At around 1:50 p.m. a driver reported that his towed camper had been shot at, and searchers found a cabin that smelled of gunpowder and appeared to have been recently occupied near the site of that incident, D’Amico said. Then searchers heard a noise, he said.
“As we were doing the ground search in the area, there was movement detected by officers on the ground, what they believed to be coughs, so they knew they were dealing with humans as opposed to wildlife,” D’Amico said.
The U.S. Customs and Border patrol tactical team was flown in by helicopter, and they then found and killed Matt, D’Amico said.

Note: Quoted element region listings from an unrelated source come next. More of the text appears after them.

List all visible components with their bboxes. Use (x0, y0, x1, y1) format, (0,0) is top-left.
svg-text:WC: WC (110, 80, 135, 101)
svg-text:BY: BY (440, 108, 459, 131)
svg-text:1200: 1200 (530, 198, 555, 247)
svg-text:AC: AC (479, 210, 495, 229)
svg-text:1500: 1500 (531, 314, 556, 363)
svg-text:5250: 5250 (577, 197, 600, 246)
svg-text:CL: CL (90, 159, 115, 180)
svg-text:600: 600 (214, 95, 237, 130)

Video shot by a bystander captured a swarm of law enforcement vehicles, and an officer could be heard saying, “We have one guy down.”
The shotgun is thought to have been stolen from a hunting cabin, which authorities had already connected Matt to. It is similar to a 20-gauge shotgun that was missing from the cabin, D’Amico said.
“We’ve always gone under the assumption that these men were armed,” D’Amico said. Both he and Cuomo warned residents to remain vigilant and report anything out of the ordinary to police while Sweat was still on the run.
While Sweat could be nearby, Cuomo and D’Amico said they can’t be certain because investigators haven’t found definitive evidence linking Sweat to Malone on Friday. D’Amico said that evidence had been recovered that indicated the inmates “were together at some point after the escape.”
“We are going to continue the same tactics we’ve used over the past three weeks, which is to search 24 hours a day until we find them,” D’Amico said.